Reward Design and Ablation
Reward ablations confirm the necessity of integrating movement, action, and format rewards during GRPO training. Omitting any component results in degradation of navigation and control metrics, highlighting the complementary roles of trajectory-alignment, decision consistency, and parseability in embodied policy optimization.
Practical and Theoretical Implications
MobileVLA-R1 demonstrates the practical viability of combining structured CoT-based reasoning with continuous multimodal control for real-world robotic agents. The separation of reasoning and actuation provides transparency and diagnostic capacity, facilitating robust, interpretable policy learning. The demonstrated gains suggest that explicit CoT alignment paired with reward-regularized RL can close the gap between high-level semantic goal formation and the demands of physical actuation in partially observable, dynamic environments.

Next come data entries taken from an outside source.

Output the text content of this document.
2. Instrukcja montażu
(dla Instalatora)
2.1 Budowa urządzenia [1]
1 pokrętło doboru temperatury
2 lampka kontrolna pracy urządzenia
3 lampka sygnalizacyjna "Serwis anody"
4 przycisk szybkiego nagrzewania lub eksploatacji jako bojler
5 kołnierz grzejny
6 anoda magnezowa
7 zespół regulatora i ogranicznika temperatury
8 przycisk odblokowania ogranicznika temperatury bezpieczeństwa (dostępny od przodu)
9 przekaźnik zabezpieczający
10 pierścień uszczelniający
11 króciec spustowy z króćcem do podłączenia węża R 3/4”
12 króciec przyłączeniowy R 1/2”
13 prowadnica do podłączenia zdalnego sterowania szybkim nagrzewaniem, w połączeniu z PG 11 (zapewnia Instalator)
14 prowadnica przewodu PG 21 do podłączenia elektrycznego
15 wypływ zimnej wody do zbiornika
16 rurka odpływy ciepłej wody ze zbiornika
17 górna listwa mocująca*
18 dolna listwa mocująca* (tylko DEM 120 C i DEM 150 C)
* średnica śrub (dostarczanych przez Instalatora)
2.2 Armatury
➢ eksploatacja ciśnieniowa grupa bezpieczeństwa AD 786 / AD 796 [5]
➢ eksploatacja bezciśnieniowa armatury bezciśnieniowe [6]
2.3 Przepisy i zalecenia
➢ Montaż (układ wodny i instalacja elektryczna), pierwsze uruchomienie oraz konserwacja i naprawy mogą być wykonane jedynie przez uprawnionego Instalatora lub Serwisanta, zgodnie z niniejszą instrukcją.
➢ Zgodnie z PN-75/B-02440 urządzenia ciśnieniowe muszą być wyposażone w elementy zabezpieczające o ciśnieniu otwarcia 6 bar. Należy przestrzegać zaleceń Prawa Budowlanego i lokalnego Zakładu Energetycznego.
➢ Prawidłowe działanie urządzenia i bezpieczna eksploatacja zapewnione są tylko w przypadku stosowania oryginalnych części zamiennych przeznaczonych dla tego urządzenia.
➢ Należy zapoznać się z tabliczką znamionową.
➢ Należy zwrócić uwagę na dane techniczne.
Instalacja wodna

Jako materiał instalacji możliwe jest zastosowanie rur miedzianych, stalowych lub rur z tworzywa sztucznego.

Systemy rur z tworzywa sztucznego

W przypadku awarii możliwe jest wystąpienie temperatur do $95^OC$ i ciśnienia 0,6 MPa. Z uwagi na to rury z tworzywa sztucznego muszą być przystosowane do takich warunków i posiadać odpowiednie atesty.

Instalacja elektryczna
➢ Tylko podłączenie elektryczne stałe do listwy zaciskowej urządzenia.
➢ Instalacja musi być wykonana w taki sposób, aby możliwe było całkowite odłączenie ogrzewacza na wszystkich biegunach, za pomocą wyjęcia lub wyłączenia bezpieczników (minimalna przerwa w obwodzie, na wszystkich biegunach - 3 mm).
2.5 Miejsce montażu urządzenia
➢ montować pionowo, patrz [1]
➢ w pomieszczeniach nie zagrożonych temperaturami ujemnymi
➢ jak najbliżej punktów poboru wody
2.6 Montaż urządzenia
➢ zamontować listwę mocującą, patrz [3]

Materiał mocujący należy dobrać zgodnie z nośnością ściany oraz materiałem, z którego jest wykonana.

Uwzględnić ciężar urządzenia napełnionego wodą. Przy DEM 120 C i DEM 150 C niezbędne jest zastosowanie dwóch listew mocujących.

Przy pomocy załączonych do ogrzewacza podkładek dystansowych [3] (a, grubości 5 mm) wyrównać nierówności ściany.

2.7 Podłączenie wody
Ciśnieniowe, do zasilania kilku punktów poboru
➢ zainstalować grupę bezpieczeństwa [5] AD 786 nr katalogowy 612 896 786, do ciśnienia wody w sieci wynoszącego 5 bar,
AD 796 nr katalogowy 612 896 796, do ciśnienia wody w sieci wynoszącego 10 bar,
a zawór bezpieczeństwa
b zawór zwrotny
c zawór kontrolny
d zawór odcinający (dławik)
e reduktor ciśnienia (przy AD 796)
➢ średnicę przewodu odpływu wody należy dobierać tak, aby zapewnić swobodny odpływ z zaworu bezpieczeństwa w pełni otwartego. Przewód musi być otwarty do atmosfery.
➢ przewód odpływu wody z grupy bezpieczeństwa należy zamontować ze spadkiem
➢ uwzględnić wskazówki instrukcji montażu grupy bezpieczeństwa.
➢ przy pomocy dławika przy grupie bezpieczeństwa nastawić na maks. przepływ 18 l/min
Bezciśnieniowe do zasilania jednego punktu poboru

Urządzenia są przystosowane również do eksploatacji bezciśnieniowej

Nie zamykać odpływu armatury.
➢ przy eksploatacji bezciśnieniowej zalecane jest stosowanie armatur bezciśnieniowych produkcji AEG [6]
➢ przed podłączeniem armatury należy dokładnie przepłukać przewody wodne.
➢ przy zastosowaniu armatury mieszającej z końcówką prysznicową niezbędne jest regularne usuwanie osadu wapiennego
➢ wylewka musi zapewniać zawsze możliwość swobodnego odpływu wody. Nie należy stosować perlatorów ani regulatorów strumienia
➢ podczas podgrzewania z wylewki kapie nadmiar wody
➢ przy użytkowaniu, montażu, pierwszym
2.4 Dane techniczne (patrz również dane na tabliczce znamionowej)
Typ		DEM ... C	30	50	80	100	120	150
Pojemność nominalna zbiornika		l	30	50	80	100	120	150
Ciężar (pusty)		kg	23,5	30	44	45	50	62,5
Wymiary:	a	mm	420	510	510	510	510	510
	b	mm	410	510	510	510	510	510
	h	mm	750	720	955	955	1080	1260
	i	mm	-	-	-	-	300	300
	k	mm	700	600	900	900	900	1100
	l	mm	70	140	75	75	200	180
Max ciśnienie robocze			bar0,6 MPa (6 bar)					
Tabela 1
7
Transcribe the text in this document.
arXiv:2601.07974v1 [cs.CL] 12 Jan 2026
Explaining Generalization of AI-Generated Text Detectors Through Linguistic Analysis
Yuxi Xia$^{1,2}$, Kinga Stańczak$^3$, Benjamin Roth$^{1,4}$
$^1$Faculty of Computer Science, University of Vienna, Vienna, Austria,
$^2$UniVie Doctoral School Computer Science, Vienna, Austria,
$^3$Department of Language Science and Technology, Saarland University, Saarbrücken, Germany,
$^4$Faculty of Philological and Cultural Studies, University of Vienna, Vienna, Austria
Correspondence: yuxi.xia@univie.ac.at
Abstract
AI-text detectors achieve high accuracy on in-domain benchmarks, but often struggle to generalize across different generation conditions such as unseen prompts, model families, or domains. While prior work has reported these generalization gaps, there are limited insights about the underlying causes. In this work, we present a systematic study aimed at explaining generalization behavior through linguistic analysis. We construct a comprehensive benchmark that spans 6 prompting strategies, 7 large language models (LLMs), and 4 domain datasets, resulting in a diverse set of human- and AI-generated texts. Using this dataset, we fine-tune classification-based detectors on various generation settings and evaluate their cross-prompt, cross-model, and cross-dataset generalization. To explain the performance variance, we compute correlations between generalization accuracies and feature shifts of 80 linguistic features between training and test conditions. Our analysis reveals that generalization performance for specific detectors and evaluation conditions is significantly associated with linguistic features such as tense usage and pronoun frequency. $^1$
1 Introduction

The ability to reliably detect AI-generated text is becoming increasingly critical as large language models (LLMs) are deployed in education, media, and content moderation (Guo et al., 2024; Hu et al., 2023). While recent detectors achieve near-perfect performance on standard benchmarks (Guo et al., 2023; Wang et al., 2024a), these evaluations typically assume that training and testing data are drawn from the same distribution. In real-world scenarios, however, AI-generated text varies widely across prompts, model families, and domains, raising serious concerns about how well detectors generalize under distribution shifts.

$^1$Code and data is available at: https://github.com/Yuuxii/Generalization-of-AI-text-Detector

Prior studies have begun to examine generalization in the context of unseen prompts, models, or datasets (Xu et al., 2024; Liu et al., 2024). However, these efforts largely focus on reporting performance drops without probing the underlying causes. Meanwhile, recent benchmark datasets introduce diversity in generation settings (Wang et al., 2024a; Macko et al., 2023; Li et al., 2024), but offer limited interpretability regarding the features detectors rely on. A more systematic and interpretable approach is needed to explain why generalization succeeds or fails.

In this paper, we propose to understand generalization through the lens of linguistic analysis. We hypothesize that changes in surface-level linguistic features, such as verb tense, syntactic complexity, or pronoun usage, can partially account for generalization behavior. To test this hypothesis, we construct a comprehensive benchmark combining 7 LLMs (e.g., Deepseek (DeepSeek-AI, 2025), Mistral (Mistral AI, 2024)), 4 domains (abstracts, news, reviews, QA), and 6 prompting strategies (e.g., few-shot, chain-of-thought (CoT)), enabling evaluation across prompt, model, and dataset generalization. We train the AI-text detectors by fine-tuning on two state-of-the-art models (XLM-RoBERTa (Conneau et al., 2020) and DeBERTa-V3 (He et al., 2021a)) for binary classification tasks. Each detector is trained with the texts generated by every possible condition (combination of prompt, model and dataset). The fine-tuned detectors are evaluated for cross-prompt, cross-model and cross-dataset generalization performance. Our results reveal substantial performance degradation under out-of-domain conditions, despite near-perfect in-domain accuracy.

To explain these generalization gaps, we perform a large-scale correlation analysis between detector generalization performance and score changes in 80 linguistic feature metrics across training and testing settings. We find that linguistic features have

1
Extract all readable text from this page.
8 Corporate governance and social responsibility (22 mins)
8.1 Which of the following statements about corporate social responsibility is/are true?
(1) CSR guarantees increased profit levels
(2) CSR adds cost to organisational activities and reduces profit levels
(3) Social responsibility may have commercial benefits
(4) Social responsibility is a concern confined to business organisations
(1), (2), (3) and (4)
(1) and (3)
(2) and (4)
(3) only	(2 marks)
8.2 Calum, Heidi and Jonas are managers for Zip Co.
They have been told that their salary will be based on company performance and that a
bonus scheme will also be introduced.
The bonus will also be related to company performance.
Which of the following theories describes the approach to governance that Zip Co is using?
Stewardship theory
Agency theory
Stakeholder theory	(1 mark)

The strong results on previously challenging benchmarks suggest theoretical advancements in embodied alignment: MobileVLA-R1's design supports compositional generalization and offers a scalable pathway for future foundation models targeting complex, open-ended VLA tasks.
Conclusion
MobileVLA-R1 constitutes an authoritative advance in the unified treatment of vision-language-action for mobile robots, introducing a reasoning-aligned, hierarchical control framework with explicit interpretability and deployment-proven robustness. The two-stage SFT + GRPO regime, combined with large-scale, multimodal CoT supervision, yields strong empirical and qualitative gains in navigation, manipulation, and adaptation. Future developments will revolve around further policy generalization, more efficient architectures, expanded action spaces, and lifelong/self-supervised learning strategies, toward resilient, general-purpose embodied AI.